10/15/12 – This guest post is written by Jessica Rawley, a research associate in the Center for the Advancement of Sustainable Enterprise at Colorado State University. Jessica recently attended the National Business Incubators Association Training Workshop in Milwaukee to learn from the experts how best to support student entrepreneurs.
Last week I attended the National Business Incubators Association Training Workshop, which is designed to encourage best practices in business incubation and acceleration services. As with most conferences, this was full of breakout sessions, keynote speakers, free lunches, and business suits. Despite the fact that most incubators support tech ventures, I still came away with four interesting insights.
- Working with student entrepreneurs and incubating their (very early-stage) businesses is very different than working with later-stage entrepreneurs. When working with first-time entrepreneurs, the focus needs to be equally on developing the entrepreneur and their ‘mind-set’ as well as incubating the business. We love the inquisitive and coachable students who are asking the right business questions, and want to help turn them into serial entrepreneurs who actively answer tough business questions.
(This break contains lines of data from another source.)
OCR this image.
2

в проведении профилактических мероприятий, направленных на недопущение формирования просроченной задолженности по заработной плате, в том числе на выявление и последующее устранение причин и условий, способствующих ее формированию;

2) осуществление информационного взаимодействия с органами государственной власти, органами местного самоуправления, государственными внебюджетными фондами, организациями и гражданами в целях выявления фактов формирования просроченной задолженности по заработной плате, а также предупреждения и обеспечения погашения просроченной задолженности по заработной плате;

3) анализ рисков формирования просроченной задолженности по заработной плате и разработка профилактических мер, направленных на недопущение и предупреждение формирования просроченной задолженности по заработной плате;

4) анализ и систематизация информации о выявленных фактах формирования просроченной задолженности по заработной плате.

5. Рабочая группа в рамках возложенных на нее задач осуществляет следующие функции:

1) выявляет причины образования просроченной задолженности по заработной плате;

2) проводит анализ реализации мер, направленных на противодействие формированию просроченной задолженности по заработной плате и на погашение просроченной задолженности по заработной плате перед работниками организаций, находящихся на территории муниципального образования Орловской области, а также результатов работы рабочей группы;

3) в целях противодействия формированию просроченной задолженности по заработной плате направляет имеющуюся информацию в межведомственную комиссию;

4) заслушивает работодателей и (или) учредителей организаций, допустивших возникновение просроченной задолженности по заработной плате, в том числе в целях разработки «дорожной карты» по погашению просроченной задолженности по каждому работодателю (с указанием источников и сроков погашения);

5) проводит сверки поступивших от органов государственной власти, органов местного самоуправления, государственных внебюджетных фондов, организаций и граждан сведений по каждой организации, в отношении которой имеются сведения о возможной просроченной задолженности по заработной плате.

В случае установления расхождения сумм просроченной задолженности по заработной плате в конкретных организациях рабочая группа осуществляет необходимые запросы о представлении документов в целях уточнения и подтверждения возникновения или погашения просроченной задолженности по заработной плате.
- Having a connected ‘start-up ecosystem’ that offers support from early to later stage is key to harnessing entrepreneurs’ talents. It is just as important to support earlier stages of venture development as it is to develop a pipeline for student entrepreneurs to grow into this ecosystem.
- Although it sometimes seems like an intangible benefit, the mentor network is indeed a key advantage for client entrepreneurs. Working with students, it’s important to build a mentor network that has the interest and ability to work with early-stage entrepreneurs who are often more open to new ideas, more willing to try new things, are more positive about opportunities, and are hungry for feedback.
- Funding for student start-ups is always a challenge considering they are riskier prospects to investors. Therefore, it is absolutely critical for a student incubator to provide some funding opportunities, whether that be access to a seed investment fund or simply honing pitches for an investor audience. Any opportunity to get these inspirational, energetic students to network with community members and potential investors will help prepare them for the scrutiny that will come with trying to attract investments.
So what will I do with these bits of wisdom? Bring them back home. The College of Business offers incubation services for our student entrepreneurs. Through a variety of programs, mentors, competitions, and educational opportunities we encourage the development of our student entrepreneurs, and have every ounce of confidence that these are the future leaders of our business community. Our mission, in the end, is to turn their entrepreneurial spark into student start-up fireworks.